When Royal was two years of age (1887) I was called by the Church to take a course in obstetrics and nursing. Leaving my three children in the care of Anna Anderson, my father’s third wife, I left for Salt Lake City, where I stayed for six months. Dr. Maggie C. Shipp was the instructor. She lived just east of the Salt Lake Theater on the corner, and I lived with a Mrs. Jorgensen on 7th West. Every day I walked to the doctor’s office, except part time I lived with her. I never once took the street car.

I enjoyed my work very much, and after being set apart by Apostle John Henry Smith and several of the others, I returned home to do my work, having been promised by the Apostles that if I lived right, I should always know what to do in case of any difficulties. Six weeks after my return from Salt Lake, my fourth child, a girl, was born.

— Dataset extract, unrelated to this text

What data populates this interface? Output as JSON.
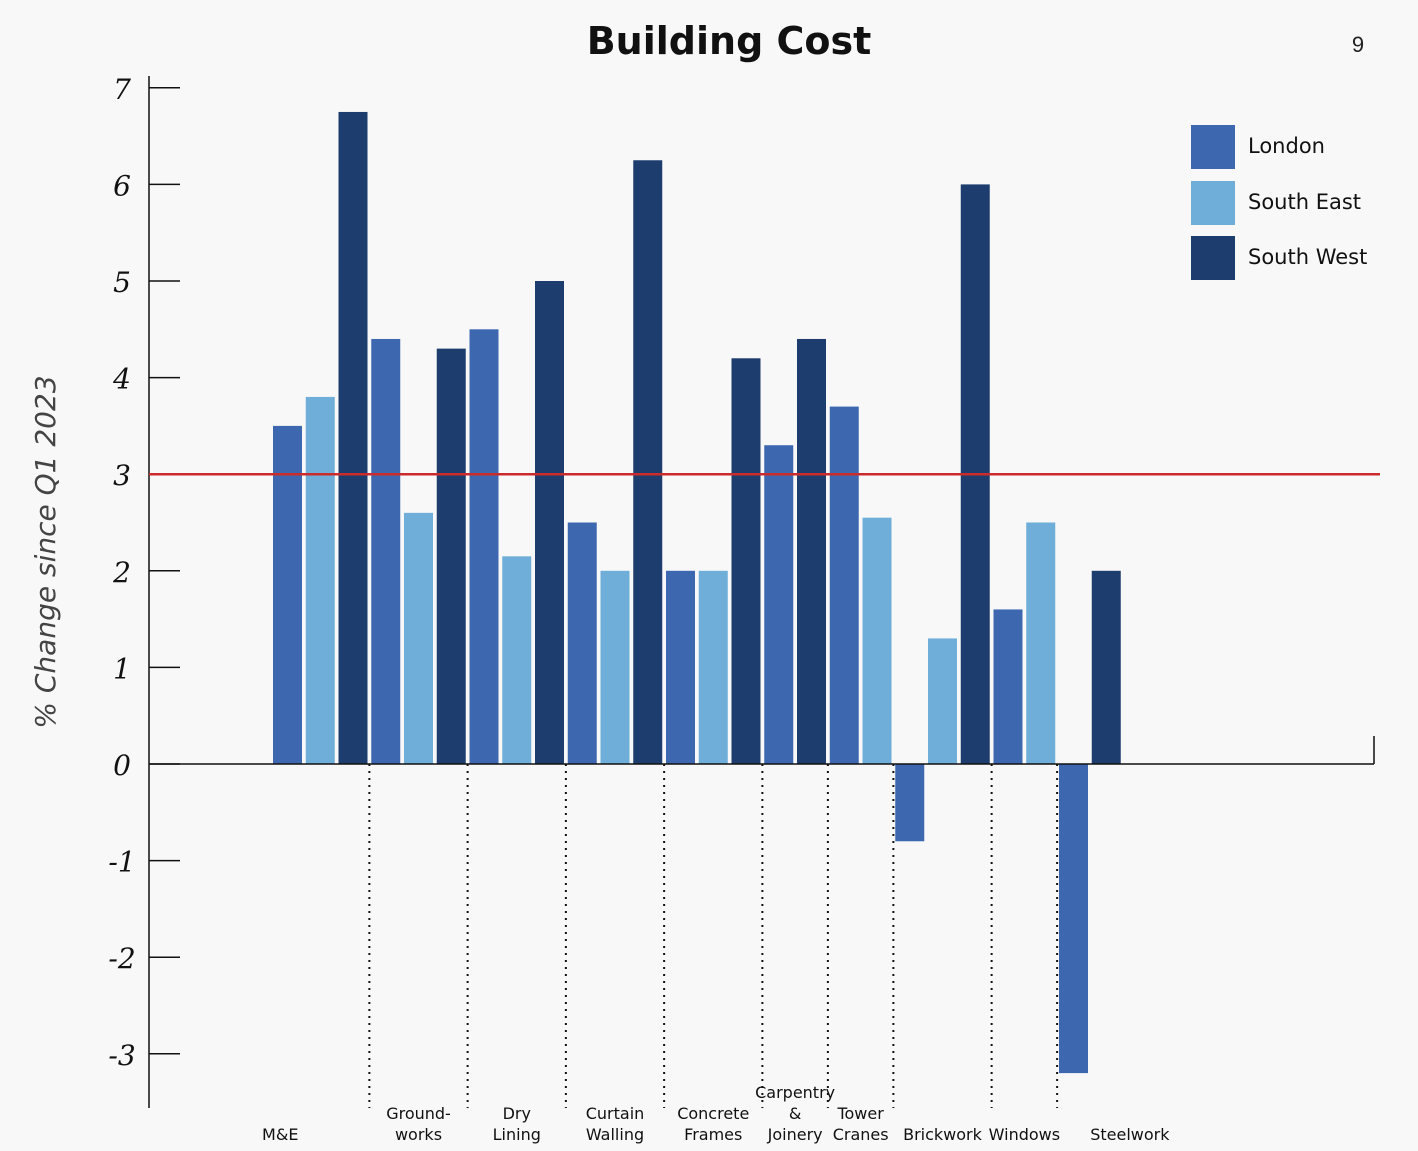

She weighed nine pounds. We called her Clara Margetta.

Many times after having spent a night and sometimes part of the next day on a maternity case I have come home and given birth to one of my own babies, as I have had six children during my years as a midwife.

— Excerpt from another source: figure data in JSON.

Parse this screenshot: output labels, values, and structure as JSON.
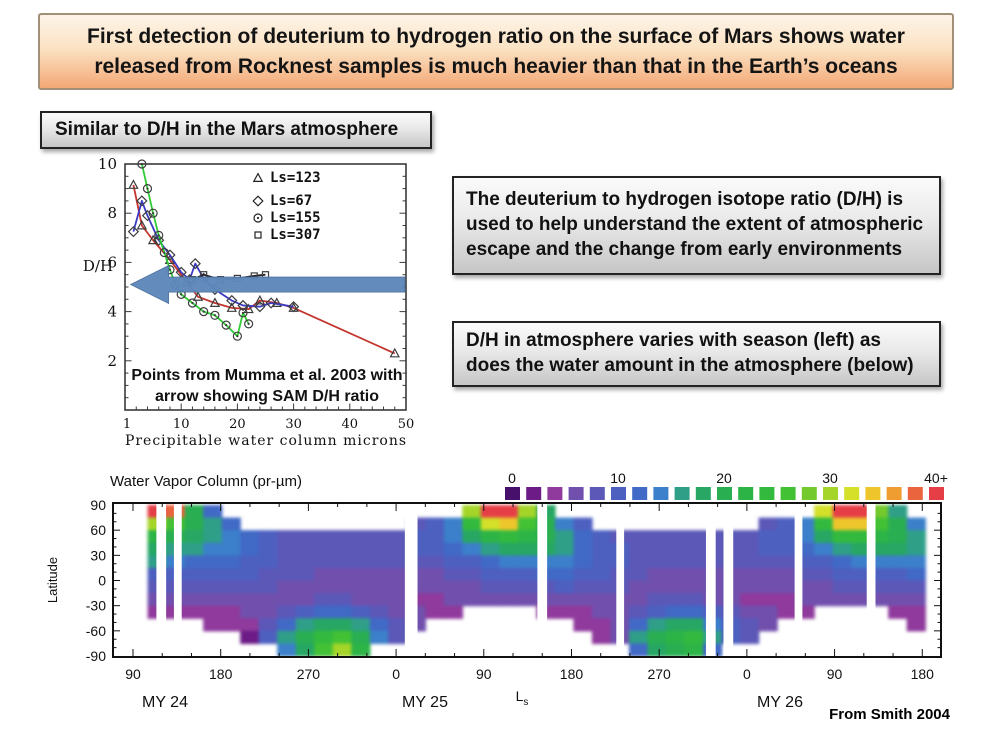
{
  "slide": {
    "banner": "First detection of deuterium to hydrogen ratio on the surface of Mars shows water released from Rocknest samples is much heavier than that in the Earth’s oceans",
    "label_box": "Similar to D/H in the Mars atmosphere",
    "info_box_1": "The deuterium to hydrogen isotope ratio (D/H) is used to help understand the extent of atmospheric escape and the change from early environments",
    "info_box_2": "D/H in atmosphere varies with season (left) as does the water amount in the atmosphere (below)",
    "credit": "From Smith 2004"
  },
  "colors": {
    "banner_top": "#fdf4e8",
    "banner_bottom": "#f3a876",
    "box_gray_top": "#fbfbfb",
    "box_gray_bottom": "#c6c6c6",
    "arrow_blue": "#5d88bb"
  },
  "chart_data": [
    {
      "type": "line",
      "title": "",
      "xlabel": "Precipitable water column  microns",
      "ylabel": "D/H",
      "xlim": [
        0,
        50
      ],
      "ylim": [
        0,
        10
      ],
      "xticks": [
        1,
        10,
        20,
        30,
        40,
        50
      ],
      "yticks": [
        2,
        4,
        6,
        8,
        10
      ],
      "legend_position": "top-right",
      "series": [
        {
          "name": "Ls=123",
          "color": "#c2342c",
          "marker": "triangle",
          "points": [
            [
              1.5,
              9.15
            ],
            [
              3,
              7.5
            ],
            [
              5,
              6.9
            ],
            [
              8,
              6.1
            ],
            [
              11,
              5.2
            ],
            [
              13,
              4.6
            ],
            [
              16,
              4.35
            ],
            [
              19,
              4.15
            ],
            [
              22,
              4.1
            ],
            [
              24,
              4.45
            ],
            [
              27,
              4.35
            ],
            [
              30,
              4.15
            ],
            [
              48,
              2.3
            ]
          ]
        },
        {
          "name": "Ls=67",
          "color": "#3b3bc4",
          "marker": "diamond",
          "points": [
            [
              1.5,
              7.25
            ],
            [
              3,
              8.5
            ],
            [
              4,
              7.9
            ],
            [
              6,
              6.9
            ],
            [
              8,
              6.3
            ],
            [
              10,
              5.6
            ],
            [
              11.5,
              5.3
            ],
            [
              12.5,
              5.95
            ],
            [
              14,
              5.35
            ],
            [
              16,
              4.9
            ],
            [
              19,
              4.45
            ],
            [
              21,
              4.25
            ],
            [
              24,
              4.2
            ],
            [
              26,
              4.35
            ],
            [
              30,
              4.2
            ]
          ]
        },
        {
          "name": "Ls=155",
          "color": "#2fcc35",
          "marker": "circledot",
          "points": [
            [
              3,
              10
            ],
            [
              4,
              9.0
            ],
            [
              5,
              8.0
            ],
            [
              6,
              7.1
            ],
            [
              7,
              6.4
            ],
            [
              8,
              5.7
            ],
            [
              9,
              5.1
            ],
            [
              10,
              4.7
            ],
            [
              12,
              4.35
            ],
            [
              14,
              4.0
            ],
            [
              16,
              3.85
            ],
            [
              18,
              3.45
            ],
            [
              20,
              3.0
            ],
            [
              21,
              3.95
            ],
            [
              22,
              3.5
            ]
          ]
        },
        {
          "name": "Ls=307",
          "color": "#222222",
          "marker": "square",
          "points": [
            [
              12,
              5.3
            ],
            [
              14,
              5.5
            ],
            [
              17,
              5.3
            ],
            [
              20,
              5.35
            ],
            [
              23,
              5.45
            ],
            [
              25,
              5.5
            ]
          ]
        }
      ],
      "arrow": {
        "y": 5.1,
        "x_tip": 1,
        "x_tail": 49.8,
        "color": "#5d88bb",
        "meaning": "SAM D/H ratio"
      },
      "annotation": {
        "lines": [
          "Points from Mumma et al. 2003 with",
          "arrow showing SAM D/H ratio"
        ]
      }
    },
    {
      "type": "heatmap",
      "title": "Water Vapor Column (pr-µm)",
      "xlabel": "Ls",
      "ylabel": "Latitude",
      "x_tick_labels": [
        "90",
        "180",
        "270",
        "0",
        "90",
        "180",
        "270",
        "0",
        "90",
        "180"
      ],
      "year_labels": [
        "MY 24",
        "MY 25",
        "MY 26"
      ],
      "yticks": [
        90,
        60,
        30,
        0,
        -30,
        -60,
        -90
      ],
      "colorbar": {
        "labels": [
          "0",
          "10",
          "20",
          "30",
          "40+"
        ],
        "palette": [
          "#46106b",
          "#6d1b87",
          "#8f3a9c",
          "#7150ad",
          "#5b58b8",
          "#4d60c0",
          "#4169c6",
          "#3c7fca",
          "#2f9f88",
          "#27a763",
          "#2aae52",
          "#2db447",
          "#33ba3e",
          "#43c135",
          "#74ca2d",
          "#a5d528",
          "#d4e029",
          "#eec62c",
          "#ef9d30",
          "#ea653e",
          "#e53e47"
        ],
        "value_per_step": 2
      },
      "L_start": 105,
      "L_step": 19,
      "lat_top": 90,
      "lat_step": 15,
      "grid": [
        [
          40,
          38,
          20,
          12,
          null,
          null,
          null,
          null,
          null,
          null,
          null,
          null,
          null,
          null,
          null,
          null,
          null,
          30,
          42,
          42,
          30,
          18,
          null,
          null,
          null,
          null,
          null,
          null,
          null,
          null,
          null,
          null,
          null,
          null,
          null,
          null,
          32,
          42,
          42,
          28,
          16,
          null
        ],
        [
          30,
          26,
          20,
          16,
          12,
          null,
          null,
          null,
          null,
          null,
          null,
          null,
          null,
          null,
          8,
          10,
          14,
          24,
          32,
          34,
          26,
          20,
          14,
          10,
          null,
          null,
          null,
          null,
          null,
          null,
          null,
          null,
          null,
          8,
          10,
          14,
          24,
          34,
          34,
          26,
          20,
          14
        ],
        [
          22,
          20,
          18,
          16,
          14,
          12,
          10,
          8,
          8,
          8,
          8,
          8,
          8,
          8,
          9,
          10,
          14,
          18,
          22,
          24,
          22,
          20,
          16,
          12,
          10,
          8,
          8,
          7,
          7,
          7,
          7,
          8,
          8,
          9,
          10,
          14,
          18,
          24,
          24,
          22,
          20,
          16
        ],
        [
          18,
          16,
          15,
          14,
          13,
          12,
          10,
          8,
          8,
          8,
          8,
          8,
          8,
          8,
          9,
          10,
          12,
          14,
          16,
          18,
          18,
          17,
          15,
          12,
          10,
          9,
          8,
          7,
          7,
          7,
          7,
          8,
          8,
          9,
          10,
          12,
          13,
          16,
          17,
          18,
          17,
          15
        ],
        [
          15,
          13,
          12,
          12,
          11,
          10,
          9,
          8,
          7,
          7,
          7,
          7,
          7,
          8,
          8,
          8,
          10,
          10,
          12,
          13,
          14,
          14,
          13,
          11,
          10,
          9,
          8,
          7,
          7,
          7,
          7,
          7,
          8,
          8,
          8,
          9,
          10,
          12,
          13,
          14,
          14,
          13
        ],
        [
          10,
          10,
          10,
          10,
          9,
          9,
          8,
          7,
          7,
          6,
          6,
          6,
          6,
          6,
          6,
          6,
          8,
          8,
          9,
          10,
          10,
          11,
          11,
          10,
          9,
          8,
          7,
          6,
          6,
          6,
          6,
          6,
          6,
          6,
          6,
          7,
          8,
          9,
          9,
          10,
          10,
          11
        ],
        [
          8,
          8,
          8,
          8,
          8,
          8,
          7,
          6,
          6,
          6,
          6,
          6,
          5,
          5,
          5,
          5,
          6,
          6,
          7,
          7,
          8,
          8,
          9,
          8,
          8,
          7,
          6,
          6,
          6,
          6,
          5,
          5,
          5,
          5,
          5,
          6,
          6,
          7,
          7,
          7,
          8,
          8
        ],
        [
          6,
          6,
          6,
          6,
          6,
          6,
          6,
          6,
          6,
          7,
          7,
          6,
          5,
          5,
          4,
          4,
          5,
          5,
          5,
          5,
          5,
          5,
          6,
          6,
          6,
          6,
          6,
          7,
          7,
          7,
          6,
          5,
          4,
          4,
          4,
          5,
          5,
          5,
          5,
          5,
          5,
          6
        ],
        [
          4,
          4,
          4,
          4,
          4,
          5,
          6,
          8,
          10,
          12,
          12,
          10,
          8,
          6,
          5,
          4,
          4,
          null,
          null,
          null,
          null,
          4,
          4,
          4,
          5,
          6,
          8,
          10,
          12,
          12,
          10,
          8,
          6,
          5,
          4,
          4,
          null,
          null,
          null,
          null,
          4,
          4
        ],
        [
          null,
          null,
          null,
          3,
          3,
          3,
          8,
          12,
          16,
          18,
          18,
          16,
          12,
          8,
          6,
          null,
          null,
          null,
          null,
          null,
          null,
          null,
          null,
          3,
          4,
          6,
          12,
          16,
          18,
          18,
          14,
          10,
          8,
          6,
          null,
          null,
          null,
          null,
          null,
          null,
          null,
          3
        ],
        [
          null,
          null,
          null,
          null,
          null,
          2,
          10,
          16,
          20,
          24,
          26,
          20,
          14,
          8,
          null,
          null,
          null,
          null,
          null,
          null,
          null,
          null,
          null,
          null,
          3,
          6,
          16,
          20,
          22,
          24,
          16,
          10,
          8,
          null,
          null,
          null,
          null,
          null,
          null,
          null,
          null,
          null
        ],
        [
          null,
          null,
          null,
          null,
          null,
          null,
          null,
          14,
          18,
          26,
          30,
          22,
          null,
          null,
          null,
          null,
          null,
          null,
          null,
          null,
          null,
          null,
          null,
          null,
          null,
          null,
          12,
          18,
          20,
          22,
          12,
          null,
          null,
          null,
          null,
          null,
          null,
          null,
          null,
          null,
          null,
          null
        ]
      ],
      "gaps": [
        [
          114,
          124
        ],
        [
          132,
          140
        ],
        [
          369,
          382
        ],
        [
          505,
          515
        ],
        [
          586,
          594
        ],
        [
          678,
          688
        ],
        [
          696,
          706
        ],
        [
          769,
          777
        ],
        [
          843,
          852
        ]
      ]
    }
  ]
}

It made my heart ache when I had to leave my babies and very often I could hear them crying as I walked down the street, but I had to go with a smile on my face and bring happiness in to the sick room, for I have never refused anyone who needed my assistance. The snow was never too deep or the night too dark. My husband and my oldest daughter, Agnes, were very gentle and good to the children. You might ask why I left them, but I had been called by the Church to perform this service, and I felt that it was a special calling.

She passed away 2 March, 1952, age 89 years, mourned by her children and many friends. Her Church and civic duties included being a member of the Hyrum First Ward Choir, President of the Ward Primary for 15 years, and a counselor of the Relief Society. She also served as a registrar of births and deaths in that community.